20-year-old Ahmed Luqman Talib, an Australian (of Sri Lankan origin) student majoring In international Relations at the Bond University, in Queensland, Austalia was part of the group of volunteers on the Mavi Marmara who was shot by the Israeli troops. His story was published in the Sydney Morning Herald.
http://www.smh.com.au/...
Blacking out several times as his captors forced him to drag his broken body up a flight of stairs, pushing and kicking him, the 20-year-old Gold Coast student finally fell through a door. It led to the top deck of the Mavi Marmara, the protest ship on which Israeli commandos killed nine activists during a dawn attack last week.
The trail of blood continued to a ladder, up which Talib (pictured above with his wife Jerry Campbell) hauled himself, to where helicopters were evacuating the injured. But he was given no assistance - despite two gaping gunshot wounds in his right leg.
Campbell and her sister-in-law accused their captors of failing to feed them and of not allowing the women to give water to male prisoners whose hands were bound with plastic ties.
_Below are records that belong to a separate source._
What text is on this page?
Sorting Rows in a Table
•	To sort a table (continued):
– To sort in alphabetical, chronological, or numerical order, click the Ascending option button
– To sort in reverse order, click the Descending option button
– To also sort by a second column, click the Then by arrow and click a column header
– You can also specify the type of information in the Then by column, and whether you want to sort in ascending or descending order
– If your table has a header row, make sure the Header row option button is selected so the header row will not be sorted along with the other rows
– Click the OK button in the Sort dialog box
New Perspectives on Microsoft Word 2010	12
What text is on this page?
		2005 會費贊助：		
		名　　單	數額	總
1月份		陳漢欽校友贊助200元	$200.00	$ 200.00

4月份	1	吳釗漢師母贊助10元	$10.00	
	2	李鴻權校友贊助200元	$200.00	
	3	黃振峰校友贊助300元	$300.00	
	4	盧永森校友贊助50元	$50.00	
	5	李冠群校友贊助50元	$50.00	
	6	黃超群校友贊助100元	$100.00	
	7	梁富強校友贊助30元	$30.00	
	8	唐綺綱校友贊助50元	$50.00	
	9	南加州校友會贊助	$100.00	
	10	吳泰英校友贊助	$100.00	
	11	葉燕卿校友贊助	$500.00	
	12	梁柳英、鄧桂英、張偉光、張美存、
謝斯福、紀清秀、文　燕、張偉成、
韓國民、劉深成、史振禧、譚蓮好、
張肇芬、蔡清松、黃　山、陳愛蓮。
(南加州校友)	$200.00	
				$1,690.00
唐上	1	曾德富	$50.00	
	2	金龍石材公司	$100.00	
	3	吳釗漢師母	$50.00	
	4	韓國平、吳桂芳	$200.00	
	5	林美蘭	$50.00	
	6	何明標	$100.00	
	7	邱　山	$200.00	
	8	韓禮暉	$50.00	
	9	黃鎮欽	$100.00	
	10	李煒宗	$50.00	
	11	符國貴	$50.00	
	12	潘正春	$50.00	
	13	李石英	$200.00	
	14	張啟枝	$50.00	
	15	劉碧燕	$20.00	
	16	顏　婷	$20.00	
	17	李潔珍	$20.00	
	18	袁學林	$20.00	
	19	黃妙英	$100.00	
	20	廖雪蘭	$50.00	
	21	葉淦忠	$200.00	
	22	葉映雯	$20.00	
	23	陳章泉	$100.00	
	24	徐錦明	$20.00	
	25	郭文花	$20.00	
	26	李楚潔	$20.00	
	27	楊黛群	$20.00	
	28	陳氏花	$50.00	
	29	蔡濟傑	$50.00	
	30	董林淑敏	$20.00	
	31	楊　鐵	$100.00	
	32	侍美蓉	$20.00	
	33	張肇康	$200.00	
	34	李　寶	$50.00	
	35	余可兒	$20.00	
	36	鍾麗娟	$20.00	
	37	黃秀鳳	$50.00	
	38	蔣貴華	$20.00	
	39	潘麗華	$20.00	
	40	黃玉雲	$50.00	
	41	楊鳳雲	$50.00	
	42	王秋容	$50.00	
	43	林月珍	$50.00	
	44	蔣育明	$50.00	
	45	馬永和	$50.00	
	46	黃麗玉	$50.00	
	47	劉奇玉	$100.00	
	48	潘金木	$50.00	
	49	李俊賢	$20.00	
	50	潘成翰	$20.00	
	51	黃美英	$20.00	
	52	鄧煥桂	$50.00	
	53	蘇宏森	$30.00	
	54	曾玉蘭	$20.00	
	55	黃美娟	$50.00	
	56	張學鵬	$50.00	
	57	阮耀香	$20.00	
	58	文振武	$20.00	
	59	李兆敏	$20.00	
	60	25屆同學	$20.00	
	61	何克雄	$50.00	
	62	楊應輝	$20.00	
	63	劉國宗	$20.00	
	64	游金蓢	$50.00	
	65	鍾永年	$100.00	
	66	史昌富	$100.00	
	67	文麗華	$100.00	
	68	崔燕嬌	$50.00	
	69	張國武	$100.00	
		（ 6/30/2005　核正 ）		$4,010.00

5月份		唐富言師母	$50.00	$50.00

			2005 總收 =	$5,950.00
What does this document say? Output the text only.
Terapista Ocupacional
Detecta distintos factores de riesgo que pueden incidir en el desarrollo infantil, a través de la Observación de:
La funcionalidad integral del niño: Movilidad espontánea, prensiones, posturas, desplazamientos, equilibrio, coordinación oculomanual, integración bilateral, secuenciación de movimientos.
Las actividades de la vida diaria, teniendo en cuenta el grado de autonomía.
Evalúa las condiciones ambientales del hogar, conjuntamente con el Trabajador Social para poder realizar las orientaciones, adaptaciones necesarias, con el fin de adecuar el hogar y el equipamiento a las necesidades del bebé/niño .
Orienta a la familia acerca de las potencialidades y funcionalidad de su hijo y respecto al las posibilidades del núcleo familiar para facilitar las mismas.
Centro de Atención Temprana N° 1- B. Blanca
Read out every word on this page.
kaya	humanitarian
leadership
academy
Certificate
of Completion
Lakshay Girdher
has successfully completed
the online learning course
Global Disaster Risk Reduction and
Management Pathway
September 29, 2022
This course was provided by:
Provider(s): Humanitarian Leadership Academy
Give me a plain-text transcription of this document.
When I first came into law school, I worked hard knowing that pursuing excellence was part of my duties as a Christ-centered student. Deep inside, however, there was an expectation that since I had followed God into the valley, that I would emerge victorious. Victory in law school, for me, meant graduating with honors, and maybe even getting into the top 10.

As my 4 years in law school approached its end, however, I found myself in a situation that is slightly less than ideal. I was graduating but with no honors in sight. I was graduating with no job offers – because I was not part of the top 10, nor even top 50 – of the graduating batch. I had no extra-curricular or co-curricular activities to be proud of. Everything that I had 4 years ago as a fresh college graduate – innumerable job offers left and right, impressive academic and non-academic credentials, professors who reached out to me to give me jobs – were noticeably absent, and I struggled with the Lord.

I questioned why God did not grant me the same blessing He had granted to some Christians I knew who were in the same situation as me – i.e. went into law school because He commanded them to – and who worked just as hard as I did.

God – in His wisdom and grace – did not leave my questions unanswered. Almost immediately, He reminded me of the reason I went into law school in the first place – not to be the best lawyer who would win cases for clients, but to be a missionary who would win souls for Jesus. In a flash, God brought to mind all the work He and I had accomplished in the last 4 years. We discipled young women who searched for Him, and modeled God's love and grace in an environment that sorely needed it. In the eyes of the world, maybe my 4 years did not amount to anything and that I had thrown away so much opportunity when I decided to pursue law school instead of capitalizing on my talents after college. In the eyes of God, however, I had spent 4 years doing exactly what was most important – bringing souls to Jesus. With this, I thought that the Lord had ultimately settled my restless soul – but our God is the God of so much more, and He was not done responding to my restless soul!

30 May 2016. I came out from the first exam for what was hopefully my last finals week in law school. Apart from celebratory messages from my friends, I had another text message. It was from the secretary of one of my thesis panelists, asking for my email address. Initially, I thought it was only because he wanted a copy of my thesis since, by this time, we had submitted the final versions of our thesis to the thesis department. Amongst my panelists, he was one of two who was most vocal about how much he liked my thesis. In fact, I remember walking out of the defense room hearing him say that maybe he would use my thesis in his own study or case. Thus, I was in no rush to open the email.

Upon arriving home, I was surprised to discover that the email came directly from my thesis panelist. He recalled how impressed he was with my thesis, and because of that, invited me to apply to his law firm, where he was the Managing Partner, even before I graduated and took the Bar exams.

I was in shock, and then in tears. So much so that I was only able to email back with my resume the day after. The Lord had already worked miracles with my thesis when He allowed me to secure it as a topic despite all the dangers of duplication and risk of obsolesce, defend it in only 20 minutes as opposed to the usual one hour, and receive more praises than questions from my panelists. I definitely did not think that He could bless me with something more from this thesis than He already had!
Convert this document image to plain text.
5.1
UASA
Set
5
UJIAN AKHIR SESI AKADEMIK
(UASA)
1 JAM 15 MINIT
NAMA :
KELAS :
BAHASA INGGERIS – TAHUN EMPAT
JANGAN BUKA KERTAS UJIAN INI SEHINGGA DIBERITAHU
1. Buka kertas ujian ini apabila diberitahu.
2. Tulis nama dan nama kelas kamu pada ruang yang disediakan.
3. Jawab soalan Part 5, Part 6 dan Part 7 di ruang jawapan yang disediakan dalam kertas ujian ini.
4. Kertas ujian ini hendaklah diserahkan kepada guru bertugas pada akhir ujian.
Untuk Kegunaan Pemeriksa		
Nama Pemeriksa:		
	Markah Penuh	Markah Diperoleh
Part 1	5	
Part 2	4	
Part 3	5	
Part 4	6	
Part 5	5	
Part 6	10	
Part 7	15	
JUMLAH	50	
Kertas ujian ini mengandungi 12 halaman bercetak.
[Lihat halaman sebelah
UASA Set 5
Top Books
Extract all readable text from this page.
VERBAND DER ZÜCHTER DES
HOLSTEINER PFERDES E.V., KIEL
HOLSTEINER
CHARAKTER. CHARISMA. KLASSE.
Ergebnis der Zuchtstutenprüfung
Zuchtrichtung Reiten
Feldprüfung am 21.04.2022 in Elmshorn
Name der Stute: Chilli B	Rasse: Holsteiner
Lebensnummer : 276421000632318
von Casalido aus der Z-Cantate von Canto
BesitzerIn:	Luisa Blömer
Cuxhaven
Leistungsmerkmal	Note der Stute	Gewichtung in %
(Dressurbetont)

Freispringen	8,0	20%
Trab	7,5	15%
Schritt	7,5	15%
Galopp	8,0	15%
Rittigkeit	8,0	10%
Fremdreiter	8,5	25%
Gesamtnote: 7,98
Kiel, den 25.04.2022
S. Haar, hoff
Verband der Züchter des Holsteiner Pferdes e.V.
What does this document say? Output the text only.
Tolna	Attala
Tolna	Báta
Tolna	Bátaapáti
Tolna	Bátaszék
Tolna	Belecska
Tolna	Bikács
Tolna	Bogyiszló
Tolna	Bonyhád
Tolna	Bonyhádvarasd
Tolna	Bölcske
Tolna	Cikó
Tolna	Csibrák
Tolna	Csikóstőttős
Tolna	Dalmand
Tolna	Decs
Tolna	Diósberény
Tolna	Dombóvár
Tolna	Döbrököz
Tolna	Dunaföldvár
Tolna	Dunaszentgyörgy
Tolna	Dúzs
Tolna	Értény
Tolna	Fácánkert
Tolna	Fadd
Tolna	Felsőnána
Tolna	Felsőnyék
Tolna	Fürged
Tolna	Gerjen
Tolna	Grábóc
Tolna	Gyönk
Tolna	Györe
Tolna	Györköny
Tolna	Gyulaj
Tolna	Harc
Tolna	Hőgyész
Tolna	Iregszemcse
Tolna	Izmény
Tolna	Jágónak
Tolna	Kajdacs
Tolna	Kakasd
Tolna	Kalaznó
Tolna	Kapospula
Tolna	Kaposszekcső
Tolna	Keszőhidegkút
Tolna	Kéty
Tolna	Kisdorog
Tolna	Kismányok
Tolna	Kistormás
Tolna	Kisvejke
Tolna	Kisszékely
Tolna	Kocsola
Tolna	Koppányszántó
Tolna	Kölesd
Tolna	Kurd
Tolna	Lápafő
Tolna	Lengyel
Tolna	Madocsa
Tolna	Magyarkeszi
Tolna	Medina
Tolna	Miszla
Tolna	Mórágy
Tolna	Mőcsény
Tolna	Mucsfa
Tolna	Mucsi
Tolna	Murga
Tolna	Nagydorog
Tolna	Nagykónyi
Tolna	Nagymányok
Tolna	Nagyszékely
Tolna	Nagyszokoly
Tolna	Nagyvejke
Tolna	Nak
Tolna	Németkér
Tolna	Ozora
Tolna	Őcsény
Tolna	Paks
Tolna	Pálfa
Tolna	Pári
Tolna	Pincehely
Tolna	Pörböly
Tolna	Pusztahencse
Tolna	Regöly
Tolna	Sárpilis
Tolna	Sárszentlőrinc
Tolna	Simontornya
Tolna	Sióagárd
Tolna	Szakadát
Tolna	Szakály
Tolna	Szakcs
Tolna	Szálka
And of seeking to destroy any evidence of their conduct on the ship by removing memory cards from cameras - and by threatening anyone who had concealed data discs. Talib said that he was put into a carry-frame in which some Israeli commandos set about dragging him, feet first, up the stairs to the next deck. He was in great pain and still bleeding, but half-way up he had been tipped from the frame and told by one of the Israelis: "You have one healthy leg - walk up."